Data Science and Machine Learning in banking? Myth or reality?

Classification techniques are an essential part of Machine Learning and Data Mining applications.

Approximately 70% of problems in Data Science are classification problems.

And we bankers love classifications, don’t we? Will the borrower be able to repay the loan or not? How could we classify potential customers and retain the existing ones based on their satisfaction? Can we detect some frauds and irregularities in transactional patterns?

Data Science has some very fast, effective and fun techniques for answering those questions.

Logistic Regression

A very popular classification technique to predict binary outcomes (only two possible outcomes: 1/0, Yes/No, True/False) is called Logistic Regression.

You can also think of logistic regression as a special case of linear regression which gives us a real number as an outcome, but using log of odds as dependent variable to normalize everything to be between 0 and 1. Then we can interpret the number we get as a probability!

In other words, logistic regression predicts the probability of occurrence of an event by fitting data to a logit function using corresponding set of independent variables.

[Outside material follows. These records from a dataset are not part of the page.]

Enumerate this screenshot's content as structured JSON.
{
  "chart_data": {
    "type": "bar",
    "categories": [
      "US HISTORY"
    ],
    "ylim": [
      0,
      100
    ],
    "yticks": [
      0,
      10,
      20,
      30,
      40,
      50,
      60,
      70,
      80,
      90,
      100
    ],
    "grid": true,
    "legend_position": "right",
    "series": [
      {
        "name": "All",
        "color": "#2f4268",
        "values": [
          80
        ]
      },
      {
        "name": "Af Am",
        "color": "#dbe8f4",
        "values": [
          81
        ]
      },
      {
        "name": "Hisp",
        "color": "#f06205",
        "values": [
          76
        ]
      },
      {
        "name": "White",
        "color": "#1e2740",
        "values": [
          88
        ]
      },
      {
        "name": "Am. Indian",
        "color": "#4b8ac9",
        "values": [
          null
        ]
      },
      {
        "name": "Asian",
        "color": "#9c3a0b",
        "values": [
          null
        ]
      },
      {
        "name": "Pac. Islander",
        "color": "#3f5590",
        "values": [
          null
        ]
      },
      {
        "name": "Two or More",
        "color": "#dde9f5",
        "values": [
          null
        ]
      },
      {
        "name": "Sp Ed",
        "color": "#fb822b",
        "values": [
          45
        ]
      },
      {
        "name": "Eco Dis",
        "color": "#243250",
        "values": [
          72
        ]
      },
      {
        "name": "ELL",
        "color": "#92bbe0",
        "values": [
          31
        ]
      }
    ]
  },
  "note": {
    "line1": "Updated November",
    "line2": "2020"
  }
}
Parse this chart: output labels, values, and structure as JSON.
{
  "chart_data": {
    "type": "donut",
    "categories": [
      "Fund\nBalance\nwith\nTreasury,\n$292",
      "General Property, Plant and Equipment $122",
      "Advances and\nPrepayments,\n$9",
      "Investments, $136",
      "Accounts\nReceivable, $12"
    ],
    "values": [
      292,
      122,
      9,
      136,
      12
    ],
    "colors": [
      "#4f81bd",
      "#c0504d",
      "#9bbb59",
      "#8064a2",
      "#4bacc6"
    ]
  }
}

It is the supervised learning task for modelling and predicting categorical variables.
Some familiar examples of logistics regression:
• Marketing: Prediction of a customer's propensity to purchase a product, Yes/No
• Engineering: Prediction of a success of a given process, Yes/No
• Weather forecast: It will rain, Yes/No

Whereas in banking, there are many questions that we can answer by logistic regression, such as:
• Will the client accept pre-approved loan offer?
• Will the client repay its loan prematurely?
• Will the client accept higher price?
• Will the client be able to repay its whole loan?
• Will the client miss paying its next installment?
• Is the observed transaction fraudulent?

Therefore, speaking in a language of a logistic regression, if we have three variables: X1 – profession, X2 – the subject of prediction and X3 – model used for prediction, for the following input (banker; credit scoring model; logistic regression) outcome would most certainly be: happy with the probability of 100%.